The SuperClean project is organized into five cohesive work packages (WP), each serving a specific purpose. WP1 is centered on management (technical, intellectual property, and financial) and dissemination, with a primary focus on project coordination and communicating results to both the scientific community and the public. WP2 entails plasma activation and nanotexturing, including the design and construction of two pilot prototype plasma devices for water membrane processing, along with plasma deposition for achieving superhydrophobicity via an all-dry approach. WP3 involves wet coating of plasma-activated membranes with nanofilaments, integrating wet chemistry with plasma activation as an alternative to plasma deposition. WP4 focuses on applying superhydrophobic membranes in membrane distillation (MD) for industrial wastewater treatment, with the installation and testing of an industrial-scale prototype. Lastly, WP5 centers on commercializing the project's outcomes through entrepreneurship.

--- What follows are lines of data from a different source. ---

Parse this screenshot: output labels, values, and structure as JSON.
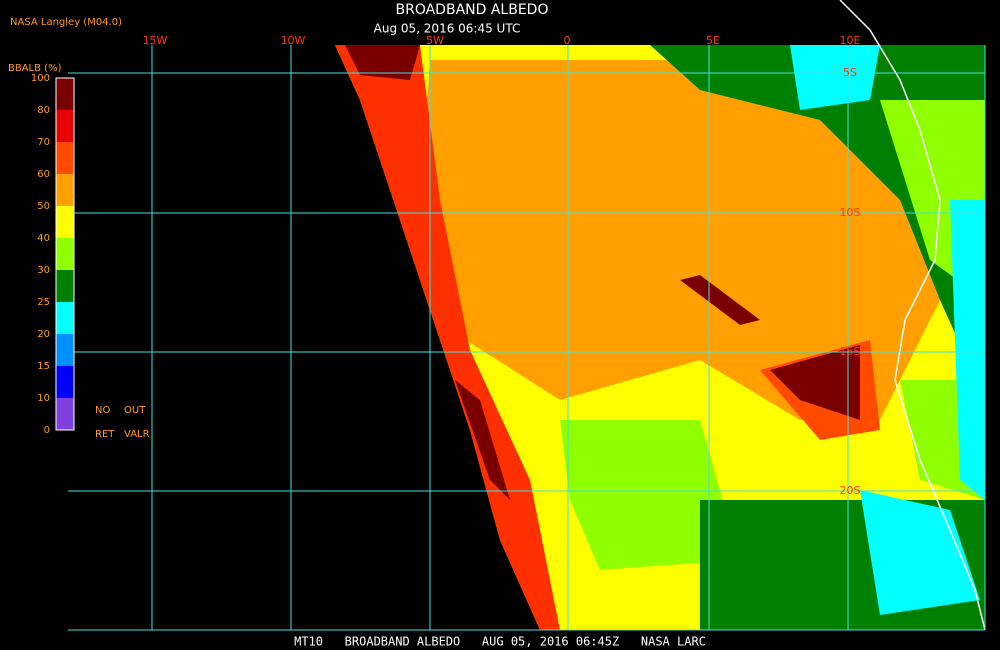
{
  "header": {
    "source": "NASA Langley (M04.0)",
    "title": "BROADBAND ALBEDO",
    "time": "Aug 05, 2016 06:45 UTC"
  },
  "colorbar": {
    "label": "BBALB (%)",
    "ticks": [
      100,
      80,
      70,
      60,
      50,
      40,
      30,
      25,
      20,
      15,
      10,
      0
    ],
    "colors": [
      "#7a0000",
      "#e80000",
      "#ff4a00",
      "#ffa000",
      "#ffff00",
      "#90ff00",
      "#008000",
      "#00ffff",
      "#0090ff",
      "#0000ff",
      "#8040e0"
    ]
  },
  "legend_notes": [
    "NO",
    "OUT",
    "RET",
    "VALR"
  ],
  "longitude_labels": [
    "15W",
    "10W",
    "5W",
    "0",
    "5E",
    "10E"
  ],
  "latitude_labels": [
    "5S",
    "10S",
    "15S",
    "20S"
  ],
  "footer": "MT10   BROADBAND ALBEDO   AUG 05, 2016 06:45Z   NASA LARC"
}
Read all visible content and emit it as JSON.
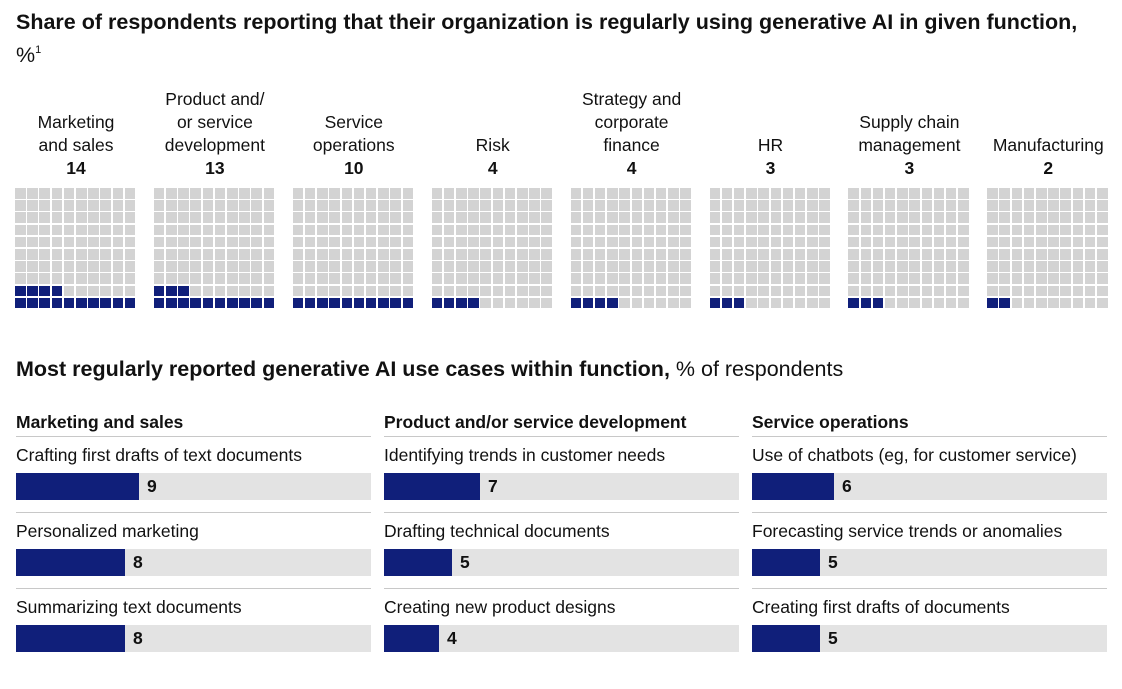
{
  "title": {
    "main": "Share of respondents reporting that their organization is regularly using generative AI in given function,",
    "unit": "%",
    "footnote": "1"
  },
  "chart_data": [
    {
      "type": "waffle",
      "grid": {
        "rows": 10,
        "cols": 10
      },
      "categories": [
        "Marketing\nand sales",
        "Product and/\nor service\ndevelopment",
        "Service\noperations",
        "Risk",
        "Strategy and\ncorporate\nfinance",
        "HR",
        "Supply chain\nmanagement",
        "Manufacturing"
      ],
      "values": [
        14,
        13,
        10,
        4,
        4,
        3,
        3,
        2
      ],
      "colors": {
        "filled": "#101f7a",
        "empty": "#d3d3d3"
      }
    },
    {
      "type": "bar",
      "orientation": "horizontal",
      "title": "Most regularly reported generative AI use cases within function,",
      "unit": "% of respondents",
      "xlim": [
        0,
        100
      ],
      "groups": [
        {
          "name": "Marketing and sales",
          "categories": [
            "Crafting first drafts of text documents",
            "Personalized marketing",
            "Summarizing text documents"
          ],
          "values": [
            9,
            8,
            8
          ]
        },
        {
          "name": "Product and/or service development",
          "categories": [
            "Identifying trends in customer needs",
            "Drafting technical documents",
            "Creating new product designs"
          ],
          "values": [
            7,
            5,
            4
          ]
        },
        {
          "name": "Service operations",
          "categories": [
            "Use of chatbots (eg, for customer service)",
            "Forecasting service trends or anomalies",
            "Creating first drafts of documents"
          ],
          "values": [
            6,
            5,
            5
          ]
        }
      ],
      "colors": {
        "bar": "#101f7a",
        "track": "#e3e3e3"
      }
    }
  ]
}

During the reporting period, SuperClean made significant strides, successfully executing planned activities and attaining key milestones. Notably, the project achieved a breakthrough in technological advancement by developing 25cm wide membrane sheets capable of efficiently processing highly acidic industrial effluents typically encountered in the steel industry using air gap membrane distillation technology. Simultaneously, efforts towards commercialization progressed, including the formulation of a draft business model and the completion of a market analysis. Furthermore, groundwork was laid for the preparation of a comprehensive business plan, crucial for establishing a spin-off company dedicated to commercializing the superhydrophobic membranes and associated processes.

Superhydrophobic membranes developed by MPIP or NCSRD exhibit a remarkable increase in clean water production, ranging from 15% to 90% compared to currently utilized commercial membranes. However, their most significant attributes lie in their excellent resistance to wetting, scaling, and biofouling, which ensure operational stability and offer a promising solution to the prevailing drawbacks of conventional distillation membranes, thus contributing to alleviating water scarcity issues.
Existing technologies for achieving membrane superhydrophobicity typically involve the deposition of specialized materials onto specific membranes or the synthesis of custom membranes. Unfortunately, both approaches suffer from the limitation of being non-generic and are not readily applicable to widely used and thoroughly tested commercial membranes.
In contrast, the SuperClean project stands out as it offers generic technologies capable of transforming any commercial membrane, whether hydrophilic or hydrophobic, into a superhydrophobic, superhydrophilic (also achievable with SuperClean technology, though not elaborated in this proposal), or even biphilic membrane. Notably, in terms of membrane distillation (MD), SuperClean's membranes surpass known commercial membranes in both high liquid entry pressure and high flux, indicating their substantial potential for adoption by the membrane and separation industries. Implementation of SuperClean technology would seamlessly integrate into existing industrial production chains, representing a significant advancement in membrane technology.